There is an alternative approach to the reparameterization trick. This approach, used in the policy gradient algorithm in RL on optimizing the expected reward, is by using the REINFORCE estimator. The core component of this approach is to use a log-derivative trick,

$$ \nabla_{\omega} \, p_{\omega} (x) = p_{\omega}(x) \nabla_{\omega} \log p_{\omega} (x), $$

which can be easily verified by simple rule of calculus, \(\nabla \log f(x) = (f(x))^{-1} \nabla f(x)\). If we denote \(f(\mathbf z)\) as our “score function” with no dependence on \( \mathbf \phi \) for which we wish to evaluate the gradient of its expectation, we have

$$ \begin{align*} \nabla_{\mathbf \phi} \mathbb E_{\mathbf z \sim q_{\mathbf \phi}(\mathbf z \mid \mathbf x)} [f(\mathbf z)] &= \nabla_{\mathbf \phi} \int q_{\mathcal \phi} (\mathbf z \mid \mathbf x) f(\mathbf z) d\mathbf z \\ &= \int \nabla_{\mathbf \phi} \, q_{\mathbf \phi} (\mathbf z \mid \mathbf x) f(\mathbf z) d\mathbf z \\ &= \int q_{\mathbf \phi} (\mathbf z \mid \mathbf x) \nabla_{\mathbf \phi} \log q_{\mathbf \phi} (\mathbf z \mid \mathbf x) f(\mathbf z) d\mathbf z \\ &= \mathbb E_{\mathbf z \sim q_{\mathbf \phi}(\mathbf z \mid \mathbf x)} \left[ \nabla_{\mathbf \phi} \log q_{\mathbf \phi} (\mathbf z \mid \mathbf x) f(\mathbf z) \right] \\ &\approx \frac{1}{L} \sum_{i=1}^L \nabla_{\mathbf \phi} \log q_{\mathbf \phi} (\mathbf z^{(i)} \mid \mathbf x) f(\mathbf z^{(i)}) \end{align*} $$

where \(\mathbf z^{(i)} \sim q_{\mathbf \phi}(\mathbf z \mid \mathbf x)\) from \(i = 1, \ldots, L\).
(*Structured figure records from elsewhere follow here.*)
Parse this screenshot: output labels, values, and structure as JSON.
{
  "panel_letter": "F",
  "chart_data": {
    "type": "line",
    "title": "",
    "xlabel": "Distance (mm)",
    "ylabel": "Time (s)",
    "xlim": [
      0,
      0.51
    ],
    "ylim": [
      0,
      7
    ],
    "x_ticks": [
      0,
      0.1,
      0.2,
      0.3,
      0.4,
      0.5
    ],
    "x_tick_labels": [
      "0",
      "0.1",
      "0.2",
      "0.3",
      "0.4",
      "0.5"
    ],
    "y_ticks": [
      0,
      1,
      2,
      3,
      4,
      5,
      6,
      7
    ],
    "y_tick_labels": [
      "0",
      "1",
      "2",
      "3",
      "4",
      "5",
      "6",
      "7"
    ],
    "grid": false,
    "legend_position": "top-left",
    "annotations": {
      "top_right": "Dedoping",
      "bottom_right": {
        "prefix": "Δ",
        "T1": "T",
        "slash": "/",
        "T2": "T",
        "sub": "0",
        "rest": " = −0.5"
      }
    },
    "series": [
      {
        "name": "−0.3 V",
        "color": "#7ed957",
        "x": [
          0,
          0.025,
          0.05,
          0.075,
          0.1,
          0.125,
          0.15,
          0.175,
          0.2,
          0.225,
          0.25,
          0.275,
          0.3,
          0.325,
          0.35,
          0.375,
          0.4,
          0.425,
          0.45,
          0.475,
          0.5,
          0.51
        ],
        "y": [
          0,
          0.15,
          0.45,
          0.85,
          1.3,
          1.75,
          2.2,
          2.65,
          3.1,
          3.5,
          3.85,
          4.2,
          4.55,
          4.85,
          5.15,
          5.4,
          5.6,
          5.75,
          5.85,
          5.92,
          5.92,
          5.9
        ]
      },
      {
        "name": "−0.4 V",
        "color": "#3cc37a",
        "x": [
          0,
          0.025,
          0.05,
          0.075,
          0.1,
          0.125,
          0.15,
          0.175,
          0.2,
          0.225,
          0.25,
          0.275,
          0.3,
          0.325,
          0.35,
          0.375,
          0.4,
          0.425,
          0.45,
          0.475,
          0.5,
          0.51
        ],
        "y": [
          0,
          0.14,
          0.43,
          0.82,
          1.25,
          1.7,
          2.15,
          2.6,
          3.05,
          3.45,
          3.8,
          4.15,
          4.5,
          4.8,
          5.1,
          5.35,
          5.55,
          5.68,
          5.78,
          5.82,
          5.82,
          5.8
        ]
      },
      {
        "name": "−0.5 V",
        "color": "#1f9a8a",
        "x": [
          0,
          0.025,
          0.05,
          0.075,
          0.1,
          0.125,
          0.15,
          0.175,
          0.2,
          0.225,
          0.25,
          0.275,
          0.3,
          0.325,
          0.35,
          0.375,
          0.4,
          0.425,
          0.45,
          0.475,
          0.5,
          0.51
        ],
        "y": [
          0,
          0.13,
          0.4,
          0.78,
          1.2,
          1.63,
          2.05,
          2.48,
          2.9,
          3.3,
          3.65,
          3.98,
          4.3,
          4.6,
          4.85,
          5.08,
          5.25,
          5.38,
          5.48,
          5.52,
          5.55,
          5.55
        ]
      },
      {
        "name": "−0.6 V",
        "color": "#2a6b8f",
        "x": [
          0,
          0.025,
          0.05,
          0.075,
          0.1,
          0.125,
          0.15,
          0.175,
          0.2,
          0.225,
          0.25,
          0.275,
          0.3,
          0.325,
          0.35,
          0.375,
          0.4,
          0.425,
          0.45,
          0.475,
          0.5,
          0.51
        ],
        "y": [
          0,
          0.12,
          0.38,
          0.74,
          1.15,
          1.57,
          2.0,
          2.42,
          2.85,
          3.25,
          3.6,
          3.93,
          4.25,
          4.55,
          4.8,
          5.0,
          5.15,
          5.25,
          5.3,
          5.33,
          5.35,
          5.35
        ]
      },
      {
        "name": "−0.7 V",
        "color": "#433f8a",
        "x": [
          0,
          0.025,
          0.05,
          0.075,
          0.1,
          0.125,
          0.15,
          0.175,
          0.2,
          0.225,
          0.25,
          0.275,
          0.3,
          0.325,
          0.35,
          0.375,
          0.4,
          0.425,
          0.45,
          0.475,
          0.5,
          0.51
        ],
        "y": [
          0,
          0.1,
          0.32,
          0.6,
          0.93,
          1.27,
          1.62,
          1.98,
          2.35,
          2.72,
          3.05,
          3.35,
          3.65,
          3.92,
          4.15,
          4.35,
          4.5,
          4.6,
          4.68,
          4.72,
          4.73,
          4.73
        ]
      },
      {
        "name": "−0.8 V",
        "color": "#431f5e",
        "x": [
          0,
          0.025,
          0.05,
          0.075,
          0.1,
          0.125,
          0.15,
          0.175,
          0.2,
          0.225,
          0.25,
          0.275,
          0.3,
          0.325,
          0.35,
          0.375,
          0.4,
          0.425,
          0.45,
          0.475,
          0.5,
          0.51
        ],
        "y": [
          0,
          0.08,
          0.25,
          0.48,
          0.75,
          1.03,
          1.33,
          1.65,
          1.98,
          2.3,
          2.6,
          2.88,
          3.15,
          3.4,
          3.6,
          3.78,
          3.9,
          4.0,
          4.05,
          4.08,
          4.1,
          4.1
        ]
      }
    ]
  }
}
In the second equation, we used the Leibniz Integral Rule and the Monte Carlo estimates in the final equation. To summarize what we’ve done here, instead of estimating the gradient itself, we’ve used the REINFORCE estimator on the score function \(f(\mathbf z)\). The REINFORCE estimator using the log-derivative trick comes with both advantages and disadvantages. While it works for any distribution — even the discrete ones! — and nicely avoids the reparameterization (hence dispensing with the need to formulate a random variable sampling), it has a high variance, making the gradient estimates potentially noisy. In practice, it needs to couple with variance reduction techniques such as NVIL, VIMCO, etc.